Post surgery pathology reports were devastating to me. I was not cured. Cancer was still in my lymph nodes which meant my prognosis was not a cure but 80% survival at 5 years. I kept thinking this was a rate for recurrence of cancer, and had to clarify multiple times that this was my SURVIVAL rate. I recognized this was a wonderful “cancer prognosis”, but as many of you may understand, not so great for a mother with young children. In my mind there was a 1 in 5 chance I wouldn’t be here to raise my children. . . I sank into the darkest depression of my illness. . .
I am doing better now, still receiving treatment, and will soon begin 6 weeks of radiation. I’ve struggled with how this all could happen, no risk factors, a missed diagnosis, chemotherapy and a real possibility of not surviving. My most amazing discovery was a risk factor I had never heard of, breast density. Looking over past mammograms, I had in fact, dense breast tissue, often described as fibroglandular. This is known to increase breast cancer risk as well as decrease accuracy of mammograms. Again, I was stunned to discover that state by state, doctors were being legally required to tell women the density of their breasts and the associated risks. Required?!? Why should this information not be eagerly shared? Florida, where I live, does not yet have a law requiring this. It’s as though we are living in some antiquated time, where women are deemed over- reactive, and not trusted to make our own informed decisions about our health. I was never told I had dense breast tissue, I never knew I had a higher risk of breast cancer, I did not know that mammograms were less accurate in dense breast tissue. I have since learned that my initial mammogram was “suspicious” and cannot fathom how my doctor found nothing in the ultrasound. While I believe there was negligence in my situation, I’m more overwhelmed by the systematic withholding of information from women. We need to have information about the density of our breasts. We need to know that increased breast density increases our risk for breast cancer. We need to know that mammograms are not as accurate in dense tissue. I would plead with women to consider carefully the questions you ask during routine check ups. Be persistent. Be vigilant. Be your own advocate.

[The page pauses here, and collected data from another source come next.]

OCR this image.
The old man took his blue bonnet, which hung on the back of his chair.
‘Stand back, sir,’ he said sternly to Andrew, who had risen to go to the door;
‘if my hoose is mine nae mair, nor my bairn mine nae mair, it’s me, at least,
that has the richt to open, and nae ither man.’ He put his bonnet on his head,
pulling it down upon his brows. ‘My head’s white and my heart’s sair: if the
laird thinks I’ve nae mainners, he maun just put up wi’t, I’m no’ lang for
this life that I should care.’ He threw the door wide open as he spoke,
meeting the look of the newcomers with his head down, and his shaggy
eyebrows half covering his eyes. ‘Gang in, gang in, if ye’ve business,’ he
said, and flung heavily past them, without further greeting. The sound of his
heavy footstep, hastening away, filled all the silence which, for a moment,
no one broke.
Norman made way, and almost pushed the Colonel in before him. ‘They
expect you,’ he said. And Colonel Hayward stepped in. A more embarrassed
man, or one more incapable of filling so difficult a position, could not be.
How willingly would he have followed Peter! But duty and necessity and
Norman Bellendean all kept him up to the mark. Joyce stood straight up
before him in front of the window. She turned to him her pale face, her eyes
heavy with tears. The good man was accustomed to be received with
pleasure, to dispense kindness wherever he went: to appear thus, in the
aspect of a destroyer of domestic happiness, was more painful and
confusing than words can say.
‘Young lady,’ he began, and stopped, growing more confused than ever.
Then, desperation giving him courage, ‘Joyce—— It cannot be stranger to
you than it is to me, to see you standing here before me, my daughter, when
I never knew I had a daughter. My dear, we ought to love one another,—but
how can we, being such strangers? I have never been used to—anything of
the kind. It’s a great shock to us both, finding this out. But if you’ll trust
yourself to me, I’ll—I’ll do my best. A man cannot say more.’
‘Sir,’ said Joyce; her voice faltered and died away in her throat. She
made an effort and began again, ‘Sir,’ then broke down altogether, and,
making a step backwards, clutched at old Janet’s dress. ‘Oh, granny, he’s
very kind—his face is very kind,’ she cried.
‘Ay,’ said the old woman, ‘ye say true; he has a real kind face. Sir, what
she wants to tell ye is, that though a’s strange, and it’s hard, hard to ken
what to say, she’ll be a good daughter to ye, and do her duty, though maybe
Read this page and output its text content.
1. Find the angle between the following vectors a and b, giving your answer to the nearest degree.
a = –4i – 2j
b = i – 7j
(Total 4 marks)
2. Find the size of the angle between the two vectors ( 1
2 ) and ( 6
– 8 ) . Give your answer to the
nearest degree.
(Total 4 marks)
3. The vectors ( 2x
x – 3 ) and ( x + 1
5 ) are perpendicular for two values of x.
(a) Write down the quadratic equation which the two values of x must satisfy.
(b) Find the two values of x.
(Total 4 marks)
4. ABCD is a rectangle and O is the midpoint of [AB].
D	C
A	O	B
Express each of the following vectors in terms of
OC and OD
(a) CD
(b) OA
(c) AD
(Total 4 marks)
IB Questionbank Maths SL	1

Thank you so much Sarah for sharing your story of how you were first diagnosed and your treatments. I know it’s changed the way I look at many things especially my medical screenings and I hope others too. You are such an amazing person and we continue to lift you in our prayers as you battle Breast Cancer.
Last year on our website we shared many resources to discuss Breast Cancer Awareness with children. There are activity suggestions and book suggestions since we know there are many families going through similar situations and supporting families by reaching out to their friends and teachers in need of support. I’m looking forward to supporting the walk that Sarah’s friend is hosting in her honor this next month.
I encourage you to take a look in your community there are so many ways to connect and support each other as we fund research to find a cure for Breast Cancer.
Do you have a Breast Cancer Story to share?
Disclosure: This is a personal experience with Breast Cancer Diagnoses and Treatment. Please reach out to your own health care professional for their medically trained expert advice on preventative care and medical treatments.